L’une des personnes qui ne manquait pas de « soutenir périodiquement » Judicaël Gbaguidi, comme il le témoignait dans un post Facebook en date du 18 août 2025, est Valérie Gbaguidi Vinakpon, promotrice du restaurant “Saveurs du Bénin”. « Mardi sombre. Notre frère s’en est allé les armes à la main. Rip Judicaël Gbaguidi », a-t-elle écrit sur sa page Facebook à la suite du décès du journaliste.
D’autres internautes ont insisté sur l’endurance du défunt. Romeo Pedro Manouche salue celui qui a « lutté, crié, supplié, persévéré », avant que la maladie n’ait « raison de son séjour terrestre ».
Abondant dans le même sens, Iris Sossoukpè, journaliste à Brut, a rappelé dans un post Facebook la dureté du combat mené par son confrère. « Ces dernières années, il avait multiplié les appels à l’aide. Insistant, parfois presque « agaçant », sans gêne, au point d’en devenir gênant… Il avait ravalé sa fierté d’homme et troqué sa dignité contre le droit de vivre, ne serait-ce qu’un peu », pense le professionnel des médias.

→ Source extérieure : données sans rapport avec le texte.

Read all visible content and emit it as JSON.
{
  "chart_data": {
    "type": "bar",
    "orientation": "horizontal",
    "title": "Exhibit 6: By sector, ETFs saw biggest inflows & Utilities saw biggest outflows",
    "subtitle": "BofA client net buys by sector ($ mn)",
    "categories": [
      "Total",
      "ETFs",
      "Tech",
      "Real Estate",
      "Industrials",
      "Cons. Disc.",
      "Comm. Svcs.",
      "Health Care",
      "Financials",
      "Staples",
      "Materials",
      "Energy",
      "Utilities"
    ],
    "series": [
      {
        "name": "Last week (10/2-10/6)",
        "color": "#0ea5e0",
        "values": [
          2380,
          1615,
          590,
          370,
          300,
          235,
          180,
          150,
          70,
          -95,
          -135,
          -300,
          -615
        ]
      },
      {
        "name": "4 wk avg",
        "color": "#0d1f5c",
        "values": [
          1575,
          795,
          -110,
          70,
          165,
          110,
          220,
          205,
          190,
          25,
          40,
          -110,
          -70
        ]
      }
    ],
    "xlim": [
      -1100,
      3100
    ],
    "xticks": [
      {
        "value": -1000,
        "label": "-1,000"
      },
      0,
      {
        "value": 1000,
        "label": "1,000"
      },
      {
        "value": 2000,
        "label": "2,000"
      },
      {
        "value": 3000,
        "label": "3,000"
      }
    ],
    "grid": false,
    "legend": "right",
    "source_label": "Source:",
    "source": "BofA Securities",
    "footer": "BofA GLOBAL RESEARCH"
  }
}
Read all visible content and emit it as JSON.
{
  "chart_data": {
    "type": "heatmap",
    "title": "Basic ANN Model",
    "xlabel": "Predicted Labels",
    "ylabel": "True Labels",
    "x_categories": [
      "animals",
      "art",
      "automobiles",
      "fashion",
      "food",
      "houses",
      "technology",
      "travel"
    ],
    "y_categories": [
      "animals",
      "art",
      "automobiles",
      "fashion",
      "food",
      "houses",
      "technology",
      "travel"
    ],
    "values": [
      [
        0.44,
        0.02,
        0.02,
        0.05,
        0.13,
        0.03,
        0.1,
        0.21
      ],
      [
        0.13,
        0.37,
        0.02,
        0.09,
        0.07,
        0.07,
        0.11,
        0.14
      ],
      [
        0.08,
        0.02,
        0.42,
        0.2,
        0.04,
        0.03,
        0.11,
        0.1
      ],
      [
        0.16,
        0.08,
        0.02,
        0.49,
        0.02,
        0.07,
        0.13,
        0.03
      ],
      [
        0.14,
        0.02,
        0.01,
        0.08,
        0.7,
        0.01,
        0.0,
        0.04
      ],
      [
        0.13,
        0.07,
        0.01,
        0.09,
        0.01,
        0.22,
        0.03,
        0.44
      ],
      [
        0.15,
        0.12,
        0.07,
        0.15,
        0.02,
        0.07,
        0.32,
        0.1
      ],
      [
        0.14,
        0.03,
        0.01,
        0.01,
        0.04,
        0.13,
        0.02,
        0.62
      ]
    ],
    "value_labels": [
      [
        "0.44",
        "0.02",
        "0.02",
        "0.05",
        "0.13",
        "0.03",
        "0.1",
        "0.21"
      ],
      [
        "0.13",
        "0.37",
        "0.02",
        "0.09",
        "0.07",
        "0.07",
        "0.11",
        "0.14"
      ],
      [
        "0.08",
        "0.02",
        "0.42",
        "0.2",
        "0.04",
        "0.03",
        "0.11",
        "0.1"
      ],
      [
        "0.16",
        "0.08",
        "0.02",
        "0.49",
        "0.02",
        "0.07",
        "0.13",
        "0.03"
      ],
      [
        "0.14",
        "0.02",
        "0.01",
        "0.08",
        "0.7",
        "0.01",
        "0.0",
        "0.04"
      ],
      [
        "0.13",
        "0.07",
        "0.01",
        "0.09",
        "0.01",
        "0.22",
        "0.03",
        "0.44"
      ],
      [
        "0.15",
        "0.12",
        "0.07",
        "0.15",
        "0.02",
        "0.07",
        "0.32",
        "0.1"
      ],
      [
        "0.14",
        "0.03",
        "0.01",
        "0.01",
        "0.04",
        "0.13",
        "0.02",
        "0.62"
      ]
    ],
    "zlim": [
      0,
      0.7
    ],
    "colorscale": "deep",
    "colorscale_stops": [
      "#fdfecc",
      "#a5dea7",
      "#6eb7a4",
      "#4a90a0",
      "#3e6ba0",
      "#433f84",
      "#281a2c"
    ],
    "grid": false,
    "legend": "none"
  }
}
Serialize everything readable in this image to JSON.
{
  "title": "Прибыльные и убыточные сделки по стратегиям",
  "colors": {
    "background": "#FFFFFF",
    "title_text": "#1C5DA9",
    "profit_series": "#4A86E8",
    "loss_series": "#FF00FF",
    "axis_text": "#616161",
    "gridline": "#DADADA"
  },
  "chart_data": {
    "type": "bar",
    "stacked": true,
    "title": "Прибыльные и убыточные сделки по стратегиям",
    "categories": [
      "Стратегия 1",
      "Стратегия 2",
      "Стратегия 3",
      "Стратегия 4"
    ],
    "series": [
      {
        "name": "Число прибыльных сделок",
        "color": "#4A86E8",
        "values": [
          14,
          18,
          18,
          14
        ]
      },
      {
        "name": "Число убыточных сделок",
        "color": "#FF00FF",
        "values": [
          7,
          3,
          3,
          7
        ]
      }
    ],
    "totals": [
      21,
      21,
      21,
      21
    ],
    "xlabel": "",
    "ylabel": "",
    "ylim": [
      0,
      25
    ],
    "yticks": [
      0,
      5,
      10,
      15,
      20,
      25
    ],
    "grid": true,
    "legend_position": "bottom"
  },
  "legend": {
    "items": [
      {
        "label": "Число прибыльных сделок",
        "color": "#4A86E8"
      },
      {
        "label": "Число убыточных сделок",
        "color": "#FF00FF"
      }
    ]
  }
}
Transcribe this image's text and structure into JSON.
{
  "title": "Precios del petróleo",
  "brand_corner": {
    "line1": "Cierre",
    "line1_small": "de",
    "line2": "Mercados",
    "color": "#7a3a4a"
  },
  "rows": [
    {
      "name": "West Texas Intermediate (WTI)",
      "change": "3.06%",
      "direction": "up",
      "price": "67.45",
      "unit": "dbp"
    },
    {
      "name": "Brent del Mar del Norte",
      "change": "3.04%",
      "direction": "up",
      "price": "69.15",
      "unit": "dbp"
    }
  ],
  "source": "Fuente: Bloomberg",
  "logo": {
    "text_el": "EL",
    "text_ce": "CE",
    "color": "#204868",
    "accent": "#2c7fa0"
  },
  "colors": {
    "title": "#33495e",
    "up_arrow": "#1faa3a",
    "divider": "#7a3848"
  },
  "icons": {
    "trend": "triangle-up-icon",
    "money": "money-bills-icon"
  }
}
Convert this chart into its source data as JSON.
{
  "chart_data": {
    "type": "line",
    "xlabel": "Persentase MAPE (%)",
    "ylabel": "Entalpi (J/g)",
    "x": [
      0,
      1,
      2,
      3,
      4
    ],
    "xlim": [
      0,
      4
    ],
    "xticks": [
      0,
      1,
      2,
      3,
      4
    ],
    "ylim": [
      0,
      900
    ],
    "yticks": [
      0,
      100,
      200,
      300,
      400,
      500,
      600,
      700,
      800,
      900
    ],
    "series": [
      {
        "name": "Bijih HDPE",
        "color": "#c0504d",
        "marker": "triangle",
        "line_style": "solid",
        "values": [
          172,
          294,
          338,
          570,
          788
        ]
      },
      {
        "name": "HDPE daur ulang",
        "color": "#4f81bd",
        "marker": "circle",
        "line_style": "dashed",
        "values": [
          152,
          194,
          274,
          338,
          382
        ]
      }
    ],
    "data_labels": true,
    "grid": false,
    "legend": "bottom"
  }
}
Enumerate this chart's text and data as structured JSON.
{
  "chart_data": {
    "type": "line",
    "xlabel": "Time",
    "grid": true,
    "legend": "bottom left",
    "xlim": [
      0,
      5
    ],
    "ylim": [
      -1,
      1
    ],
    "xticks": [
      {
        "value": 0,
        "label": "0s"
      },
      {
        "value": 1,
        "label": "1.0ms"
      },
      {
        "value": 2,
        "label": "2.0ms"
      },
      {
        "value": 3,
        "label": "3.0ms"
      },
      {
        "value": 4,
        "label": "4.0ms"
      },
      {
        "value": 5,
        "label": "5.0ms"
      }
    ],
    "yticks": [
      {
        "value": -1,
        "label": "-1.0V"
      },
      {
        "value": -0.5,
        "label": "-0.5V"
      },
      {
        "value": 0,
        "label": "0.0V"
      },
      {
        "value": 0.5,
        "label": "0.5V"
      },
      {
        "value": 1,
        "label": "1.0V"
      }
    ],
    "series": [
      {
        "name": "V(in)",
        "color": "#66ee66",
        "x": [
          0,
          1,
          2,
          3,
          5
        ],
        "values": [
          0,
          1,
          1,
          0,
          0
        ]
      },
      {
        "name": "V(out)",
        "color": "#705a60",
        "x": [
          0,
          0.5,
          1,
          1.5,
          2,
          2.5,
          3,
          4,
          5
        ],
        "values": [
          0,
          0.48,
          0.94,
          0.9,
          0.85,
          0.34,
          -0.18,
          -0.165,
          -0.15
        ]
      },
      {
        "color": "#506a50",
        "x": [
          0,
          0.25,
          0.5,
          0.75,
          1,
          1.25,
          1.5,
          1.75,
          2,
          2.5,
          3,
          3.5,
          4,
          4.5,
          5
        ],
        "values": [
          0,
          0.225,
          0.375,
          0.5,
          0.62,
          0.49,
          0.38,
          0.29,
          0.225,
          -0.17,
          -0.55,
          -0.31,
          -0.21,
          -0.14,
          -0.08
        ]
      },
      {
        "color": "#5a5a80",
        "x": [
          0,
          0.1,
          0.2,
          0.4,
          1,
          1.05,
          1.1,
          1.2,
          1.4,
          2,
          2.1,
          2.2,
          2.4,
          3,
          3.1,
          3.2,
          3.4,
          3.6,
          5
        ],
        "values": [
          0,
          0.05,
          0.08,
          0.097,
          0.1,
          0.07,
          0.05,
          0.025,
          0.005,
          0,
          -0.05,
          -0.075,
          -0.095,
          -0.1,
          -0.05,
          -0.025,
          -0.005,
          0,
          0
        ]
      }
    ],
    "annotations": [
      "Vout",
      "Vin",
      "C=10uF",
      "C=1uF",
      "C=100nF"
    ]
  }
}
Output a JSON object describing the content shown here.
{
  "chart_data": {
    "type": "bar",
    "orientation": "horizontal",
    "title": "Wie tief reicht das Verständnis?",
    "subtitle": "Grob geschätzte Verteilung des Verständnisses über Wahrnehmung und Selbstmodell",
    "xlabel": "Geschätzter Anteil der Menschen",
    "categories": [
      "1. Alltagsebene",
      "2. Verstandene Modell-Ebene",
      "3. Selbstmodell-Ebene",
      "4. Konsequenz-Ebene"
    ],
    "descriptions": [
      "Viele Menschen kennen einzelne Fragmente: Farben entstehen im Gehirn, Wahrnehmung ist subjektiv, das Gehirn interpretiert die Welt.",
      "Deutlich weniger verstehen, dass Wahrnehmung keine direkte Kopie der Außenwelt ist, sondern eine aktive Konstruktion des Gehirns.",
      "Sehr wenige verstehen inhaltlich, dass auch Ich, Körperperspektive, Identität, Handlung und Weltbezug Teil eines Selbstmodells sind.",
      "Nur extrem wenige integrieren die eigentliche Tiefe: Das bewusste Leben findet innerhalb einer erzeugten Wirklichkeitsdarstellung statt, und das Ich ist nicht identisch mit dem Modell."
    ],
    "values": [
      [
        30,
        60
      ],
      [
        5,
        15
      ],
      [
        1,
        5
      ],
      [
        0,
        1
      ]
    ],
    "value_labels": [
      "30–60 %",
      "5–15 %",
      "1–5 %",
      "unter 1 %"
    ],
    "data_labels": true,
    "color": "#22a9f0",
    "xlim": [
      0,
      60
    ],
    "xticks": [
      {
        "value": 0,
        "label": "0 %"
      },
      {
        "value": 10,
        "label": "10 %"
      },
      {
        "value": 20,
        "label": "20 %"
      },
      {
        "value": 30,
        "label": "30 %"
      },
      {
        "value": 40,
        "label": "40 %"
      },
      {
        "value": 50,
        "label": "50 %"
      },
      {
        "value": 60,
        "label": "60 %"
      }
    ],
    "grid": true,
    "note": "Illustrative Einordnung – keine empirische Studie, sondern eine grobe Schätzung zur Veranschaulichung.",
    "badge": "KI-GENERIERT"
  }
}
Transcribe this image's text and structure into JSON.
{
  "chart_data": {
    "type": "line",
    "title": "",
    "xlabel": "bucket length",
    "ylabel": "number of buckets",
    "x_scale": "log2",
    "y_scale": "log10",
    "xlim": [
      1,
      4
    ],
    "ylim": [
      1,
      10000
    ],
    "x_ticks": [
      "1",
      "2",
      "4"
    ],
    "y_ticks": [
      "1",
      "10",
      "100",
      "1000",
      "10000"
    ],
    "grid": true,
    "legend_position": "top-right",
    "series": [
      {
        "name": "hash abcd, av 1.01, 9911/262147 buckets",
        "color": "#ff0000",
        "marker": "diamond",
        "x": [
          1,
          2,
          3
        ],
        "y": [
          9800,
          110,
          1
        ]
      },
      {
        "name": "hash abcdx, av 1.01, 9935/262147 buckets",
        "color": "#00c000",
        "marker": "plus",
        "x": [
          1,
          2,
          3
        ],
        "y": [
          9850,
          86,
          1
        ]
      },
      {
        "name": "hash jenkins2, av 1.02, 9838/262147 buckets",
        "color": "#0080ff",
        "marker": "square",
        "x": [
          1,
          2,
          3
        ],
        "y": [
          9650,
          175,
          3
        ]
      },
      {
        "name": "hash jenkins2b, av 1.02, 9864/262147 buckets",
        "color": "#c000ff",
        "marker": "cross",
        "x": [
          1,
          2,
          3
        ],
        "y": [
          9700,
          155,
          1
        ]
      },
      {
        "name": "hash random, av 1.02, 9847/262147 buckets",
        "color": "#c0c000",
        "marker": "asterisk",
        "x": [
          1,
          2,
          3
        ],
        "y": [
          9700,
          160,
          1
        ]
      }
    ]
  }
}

Il évoque le prix d’une maladie qui « coûtait extrêmement cher à traiter ». Il souligne que, sans l’aide de certaines personnes, pour laquelle Judicaël Gbaguidi a toujours été reconnaissant, il n’aurait sans doute pas survécu aussi longtemps.
« Judicaël repose en paix, tout le monde peut tomber malade. Tu es juste tombé malade au mauvais endroit au mauvais moment… », conclut-il avec amertume.
Au-delà de l’hommage, certains messages prennent une dimension d’alerte. Gloria Koessi-Govor, activiste culinaire met en garde contre l’automédication. « On ne le dira jamais assez. Arrêtez l'automédication, buvez beaucoup d'eau, arrêtez les produits pour durer au lit, mangez sain, contrôlez votre consommation d'alcool, faites une activité physique », a-t-elle insisté.
Elle appelle aussi à « prendre soin de ses reins », estimant que l’insuffisance rénale au Bénin est « un tombeau à ciel ouvert ».